The tour was also personal for Becca Ferguson. Her mother was the victim of domestic violence, at a time when there were few services to help.

“Her attorney told her to get in a car and drive to Florida,” from her home in Georgia, Ferguson said.

“Violence toward women is a problem everywhere, including Bowling Green and Wood County,” Ferguson said as she stood in the kitchen of the new Cocoon. “I firmly believe we need safe places everywhere, especially for women and children.”

The new Cocoon site, located in the former Elks Club at 200 Campbell Hill Road, will include living spaces for those in emergency situations. The shelter portion is scheduled to be open later this month.

The building will also have advocacy services for victims of violence who need help navigating the court system, learning financial management skills, and other services. The new site, under director Michelle Clossick, allows all the services and sheltering to be in one location.

The shelter portion of the site will be able to house twice as many people as the current Cocoon shelter which opened 12 years ago in an apartment building in Bowling Green. The new site will have improved security, with several cameras, fencing, and entrance by key cards.

Large community kitchen area at the new Cocoon site

Unlike the current shelter, the new more spacious site has a large kitchen with a community dining area, a playroom for children, pet-friendly rooms, and handicapped accessible rooms. Plans call for outdoor play areas, a garden, and walking path to create nurturing spaces and reduce the impact of trauma.

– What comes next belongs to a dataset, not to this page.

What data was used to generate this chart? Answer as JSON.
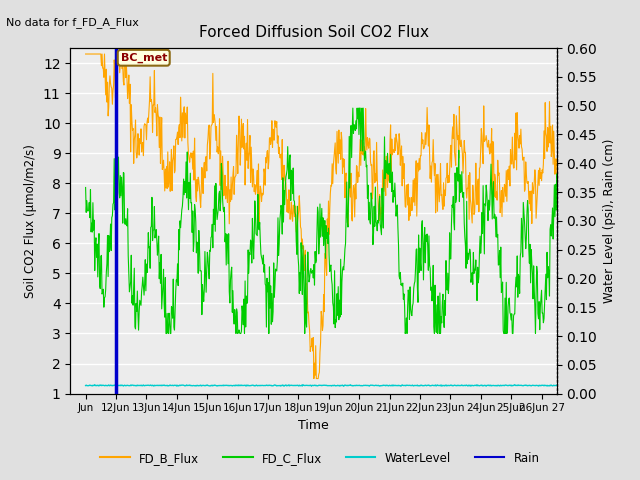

“It gives us the ability to provide a sense of community,” as well as security and safe places for children to play, said Kathy Mull, program director.

“Some people who may be reluctant to come to our current facility may be more comfortable coming here,” said Cocoon board member Paul Haas.

“Safety is a huge issue,” Haas said as he led a tour on Sunday. “There are cameras all over this facility.”

The shelter section has 24 beds, compared to the current site’s 12 beds which are often at capacity.

“We do turn folks away from time to time,” said Courtney Schaefer, director of finance for the Cocoon.

The goal is to provide transitional housing to survivors of sexual and domestic violence and sex trafficking.

“This is an emergency shelter,” with the goal of 90-day maximum stays, Haas said. “The intent is to help people move back into society in a safe place.”

Sheltering makes up just 10 percent of the services provided by the Cocoon. The remaining 90 percent includes counseling, legal help getting restraining orders, programming to help with employment, safety assistance, and financial advice. The Cocoon staffs a crisis hotline round-the-clock, and is on-call to go to the hospital to help victims of sexual assaults.

“We’re not just a place where people come. We work on advocacy all the time,” Haas said.

The estimate is that the Cocoon will advocate for about 600 people this year, and shelter about 60.

The vast majority of those living at the shelter are people from Wood County, unless someone from outside the county needs to leave their home county for safety reasons, Mull said.

The new Cocoon site is the former Elks Club in Bowling Green.

The new Cocoon site is a $3.5 million project. The shelter side is nearly complete, and the offices will come next. The program has secured some grant funding, but that is always uncertain from year to year.

“We’ve had great community support,” Mull said. “We couldn’t do it without the help of the community.”

Donations help with everyday needs of those staying at the shelter. “Some folks come with nothing,” Haas said.

Many people in the community have pitched in to help.

“To have the community support that this has is really amazing,” Schaefer said.

But to complete the building renovations, furnish the rooms, and keep the program operating, the board needs more than $10 donations, Haas explained.

The community has been generous, but “the donor base is not full of people with deep pockets,” he said.

Efforts are being made to start a capital campaign that will help with the sustainability of the site. “We need to work on that,” Haas said.